The deal was not always FCA’s first choice as they were in talks with French rival Renault, however they fell through earlier in the year. While PSA is looking at its second high-profile agreement in the last two years after they bought Opel-Vauxhall from General Motors of the US in 2017, bringing about a huge change to the corporation.

To ensure that the balance of value between the two companies is level, FCA will be paying a $6.12billion special dividend to their shareholders. However, PSA will be distributing their 46% stake in components supplier Faurecia to its investors.

FCA is also working on a separation of its equity in Italian robot-making company Comau. Both companies will also be paying out a $1.22 billion dividend and once the merger has been completed FCA investors will receive one share each while PSA shareholders will each receive 1.742 shares.

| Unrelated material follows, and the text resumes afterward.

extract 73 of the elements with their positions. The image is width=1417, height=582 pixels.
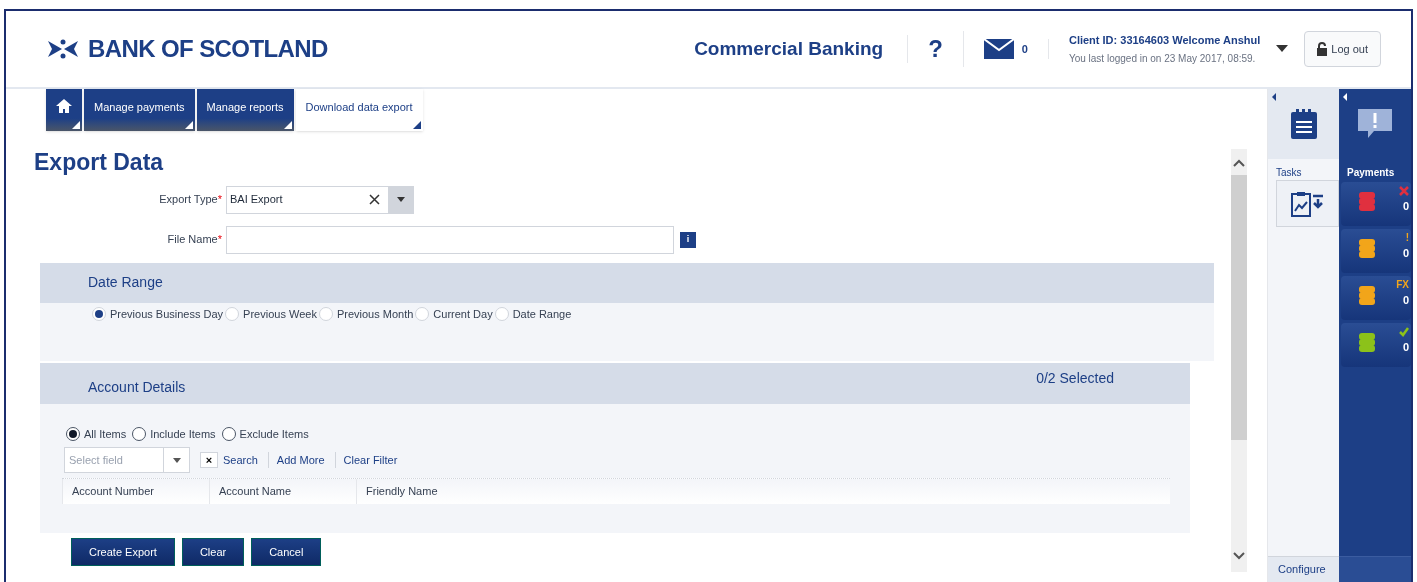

Jefferies analyst Philippe Houchois confirmed the final terms would be “slightly improved” for PSA shareholders while the shares will be listed in New York, Paris and Milan. There will also be a seven-year period in which the group’s biggest investors – BPI, Dongfeng (which has agreed to drop their stake to just 4.5% meaning they will not be able to have a seat on the board), Exor and the Peugeot family – must keep their shareholding.

While the new name of the company has yet to be announced, FCA Chief Executive Mike Manley confirms, “this is a union of two companies with incredible brands and a skilled and dedicated workforce. Both have faced the toughest of times and have emerged as agile, smart, formidable competitors.”